On 18 May 2016 at 21:40, Fred Cisin <cisin at xenosoft.com> wrote:
But, "Moore's Law" held that it
wouldn't be much longer.
Just one doubling of the speed of the Lisa's hardware would have been enough
to silence the speed complaints.
A general point, really.
One of Microsoft's strokes of brilliance was selectively exploiting
this. I think maybe it learned it from the 80286 OS/2 1.x d?bacle.
NT 3.1 was brilliant if a bit bulky and unoptimised. Fair enough, it
was a v1.0 OS. It was way way WAY too heavy for the average 1993 PC,
but power users played, partly 'cos it fixed serious problems with
Windows 3.1.
(You could run a Win3.1 16-bit app in its own memory space & thus
slightly get round Win3.1's terrible low resource limitations. Source:
my customers did it, and paid GBP 5K for a PC to run it on for that
reason.)
NT 3.5 fixed some of that and now the PC was ?3.5K or so.
NT 3.51 was pretty good and now the PC was ?2.5-?2K -- in other words,
accessible to a high-end power user. The Win3 UI kept the proles away
-- they wanted the friendlier Win95.
NT 4 brought the UI, and now, a plain vanilla high-end PC could run it.
The cycle sort of repeated with XP and Vista -- they were aimed a bit
above the vanilla cheapo turn-of-the-century PC and its successor.
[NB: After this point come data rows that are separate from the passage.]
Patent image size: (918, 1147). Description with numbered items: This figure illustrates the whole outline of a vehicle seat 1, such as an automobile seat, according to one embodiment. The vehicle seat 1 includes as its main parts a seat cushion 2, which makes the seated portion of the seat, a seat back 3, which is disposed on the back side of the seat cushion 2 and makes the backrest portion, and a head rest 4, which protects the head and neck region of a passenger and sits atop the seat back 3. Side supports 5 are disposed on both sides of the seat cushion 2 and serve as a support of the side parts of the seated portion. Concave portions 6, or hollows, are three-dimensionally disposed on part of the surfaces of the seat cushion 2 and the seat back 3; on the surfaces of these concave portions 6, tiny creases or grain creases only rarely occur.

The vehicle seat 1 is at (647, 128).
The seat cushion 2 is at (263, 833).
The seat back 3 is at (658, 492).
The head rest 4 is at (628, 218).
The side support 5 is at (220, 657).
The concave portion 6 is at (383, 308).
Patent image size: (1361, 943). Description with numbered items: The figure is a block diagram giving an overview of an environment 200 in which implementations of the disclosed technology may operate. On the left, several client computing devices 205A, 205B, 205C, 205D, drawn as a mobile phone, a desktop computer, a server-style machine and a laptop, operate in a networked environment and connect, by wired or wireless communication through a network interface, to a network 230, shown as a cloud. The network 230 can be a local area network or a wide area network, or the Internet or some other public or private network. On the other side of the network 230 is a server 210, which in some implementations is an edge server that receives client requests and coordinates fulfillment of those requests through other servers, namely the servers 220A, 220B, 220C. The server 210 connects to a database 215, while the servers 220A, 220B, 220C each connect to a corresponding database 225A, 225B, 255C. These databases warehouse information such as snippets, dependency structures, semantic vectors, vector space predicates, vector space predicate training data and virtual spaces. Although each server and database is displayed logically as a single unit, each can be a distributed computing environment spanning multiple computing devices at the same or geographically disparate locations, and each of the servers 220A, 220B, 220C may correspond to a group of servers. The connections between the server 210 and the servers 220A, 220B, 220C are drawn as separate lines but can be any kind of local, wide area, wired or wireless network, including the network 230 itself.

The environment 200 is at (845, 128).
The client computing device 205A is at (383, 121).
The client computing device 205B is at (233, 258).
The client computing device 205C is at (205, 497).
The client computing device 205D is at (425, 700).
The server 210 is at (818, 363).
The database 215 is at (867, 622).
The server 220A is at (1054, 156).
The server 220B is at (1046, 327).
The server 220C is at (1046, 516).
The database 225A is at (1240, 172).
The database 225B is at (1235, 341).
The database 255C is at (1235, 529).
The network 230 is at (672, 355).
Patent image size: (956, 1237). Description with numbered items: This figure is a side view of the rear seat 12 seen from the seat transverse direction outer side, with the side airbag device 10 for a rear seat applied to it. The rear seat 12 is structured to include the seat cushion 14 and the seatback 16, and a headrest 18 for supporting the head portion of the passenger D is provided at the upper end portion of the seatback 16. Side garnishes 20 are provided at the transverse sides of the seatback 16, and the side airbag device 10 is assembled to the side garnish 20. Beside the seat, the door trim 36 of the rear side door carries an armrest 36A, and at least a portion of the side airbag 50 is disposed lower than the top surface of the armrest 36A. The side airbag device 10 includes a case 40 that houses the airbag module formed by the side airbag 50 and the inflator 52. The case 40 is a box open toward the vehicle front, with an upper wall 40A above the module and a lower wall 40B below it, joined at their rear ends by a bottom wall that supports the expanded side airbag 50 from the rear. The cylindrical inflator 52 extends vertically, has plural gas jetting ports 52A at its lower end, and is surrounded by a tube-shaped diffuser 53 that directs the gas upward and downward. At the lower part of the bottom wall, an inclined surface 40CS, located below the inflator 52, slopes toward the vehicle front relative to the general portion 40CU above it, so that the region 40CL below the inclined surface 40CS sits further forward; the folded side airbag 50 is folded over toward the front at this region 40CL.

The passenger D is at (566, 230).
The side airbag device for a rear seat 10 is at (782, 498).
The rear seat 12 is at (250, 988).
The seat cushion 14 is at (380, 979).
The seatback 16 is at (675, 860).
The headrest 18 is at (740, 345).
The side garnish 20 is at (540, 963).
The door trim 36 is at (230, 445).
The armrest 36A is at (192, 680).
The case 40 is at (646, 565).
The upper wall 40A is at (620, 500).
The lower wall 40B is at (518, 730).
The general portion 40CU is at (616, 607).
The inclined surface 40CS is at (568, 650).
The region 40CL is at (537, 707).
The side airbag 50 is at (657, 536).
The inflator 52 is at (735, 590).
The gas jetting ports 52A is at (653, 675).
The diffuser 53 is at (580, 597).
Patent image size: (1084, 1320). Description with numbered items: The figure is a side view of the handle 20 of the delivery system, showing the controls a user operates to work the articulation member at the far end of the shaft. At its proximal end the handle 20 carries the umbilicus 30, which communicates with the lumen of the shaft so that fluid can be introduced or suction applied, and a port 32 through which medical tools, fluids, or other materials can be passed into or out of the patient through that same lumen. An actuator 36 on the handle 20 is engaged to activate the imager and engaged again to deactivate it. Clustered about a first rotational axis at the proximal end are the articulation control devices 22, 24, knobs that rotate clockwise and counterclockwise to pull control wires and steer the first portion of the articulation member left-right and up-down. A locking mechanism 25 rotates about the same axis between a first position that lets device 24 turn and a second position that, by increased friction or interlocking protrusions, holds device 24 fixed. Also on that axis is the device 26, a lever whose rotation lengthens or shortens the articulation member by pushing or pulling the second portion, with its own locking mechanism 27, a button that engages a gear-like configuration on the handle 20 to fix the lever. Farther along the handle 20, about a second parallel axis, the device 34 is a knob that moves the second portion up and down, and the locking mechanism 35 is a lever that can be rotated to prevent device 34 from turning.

The
market caught up as they matured.
Selectively aiming a bit ahead of where the ordinary PC was allowed MS
to refine the OSes in public, so they were ready for prime-time by the
time that the market had caught up.
IBM, OTOH, aimed at the thousands of boxes /it had already sold/ and
so totally torpedoed its own product.